Путешествия по Европе - Брайсон Билл (первая книга .TXT) 📗
По случаю воскресенья никаких признаков автобуса не наблюдалось, так что у меня не было другого выбора, кроме как идти пешком до станции, которая находилась в пяти милях к северу, но я не имел ничего против. Стояло ясное весеннее утро, по всей долине раздавался колокольный звон, словно только что началась война. Я направился к ближайшей деревне, откуда собирался прошагать последние полмили до моста в Швейцарию. Никогда раньше мне не приходилось пересекать государственные рубежи пешком, так что я был очень доволен собой. На границе не было никакого пограничного столба, просто табличка на середине моста, указывающая на наличие разделительной линии между Лихтенштейном и Швейцарией. Вокруг не было ни души, так что я пересек эту линию туда-сюда несколько раз — просто так, ради нового ощущения.

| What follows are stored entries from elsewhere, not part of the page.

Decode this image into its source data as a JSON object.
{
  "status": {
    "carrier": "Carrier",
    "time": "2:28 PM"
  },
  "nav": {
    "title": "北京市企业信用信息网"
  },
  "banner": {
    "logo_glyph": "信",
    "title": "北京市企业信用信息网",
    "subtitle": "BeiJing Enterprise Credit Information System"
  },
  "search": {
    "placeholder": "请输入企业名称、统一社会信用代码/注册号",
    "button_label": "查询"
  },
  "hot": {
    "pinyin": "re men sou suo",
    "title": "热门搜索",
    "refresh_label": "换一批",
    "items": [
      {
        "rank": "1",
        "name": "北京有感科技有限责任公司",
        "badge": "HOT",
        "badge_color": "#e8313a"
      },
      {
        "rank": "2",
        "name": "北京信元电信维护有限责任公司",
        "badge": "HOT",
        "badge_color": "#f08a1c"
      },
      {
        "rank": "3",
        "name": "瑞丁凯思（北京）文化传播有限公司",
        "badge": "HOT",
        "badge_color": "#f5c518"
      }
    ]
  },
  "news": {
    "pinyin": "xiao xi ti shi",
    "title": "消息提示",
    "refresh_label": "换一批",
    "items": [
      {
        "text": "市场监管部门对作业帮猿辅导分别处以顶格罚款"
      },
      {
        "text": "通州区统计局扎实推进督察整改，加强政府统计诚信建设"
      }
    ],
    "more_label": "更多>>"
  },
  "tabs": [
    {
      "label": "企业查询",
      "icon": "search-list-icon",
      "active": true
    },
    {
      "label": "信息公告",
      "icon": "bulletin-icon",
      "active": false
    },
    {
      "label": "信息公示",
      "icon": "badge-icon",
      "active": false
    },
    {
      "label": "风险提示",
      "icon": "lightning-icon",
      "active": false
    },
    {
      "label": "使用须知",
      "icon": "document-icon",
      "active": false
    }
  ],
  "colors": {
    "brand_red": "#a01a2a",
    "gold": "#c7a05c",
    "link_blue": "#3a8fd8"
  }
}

Населенный пункт, в котором находилась станция, был на другом берегу реки, и выглядел не столько сонным, сколько впавшим в состояние комы. Мне нужно было убить два часа до поезда, так что я успел хорошо осмотреть городок. Это заняло четыре минуты, включая остановки на отдых.
Я купил билет в Инсбрук, нашел закрытый буфет и, поскольку делать больше было нечего, пошел на платформу. Там я сбросил рюкзак, сел на скамью и, закрыв глаза, стал сочинять швейцарские загадки.
Вопрос. Как заставить швейцарца кувыркаться?
Ответ. Затащите его на вершину горы и столкните.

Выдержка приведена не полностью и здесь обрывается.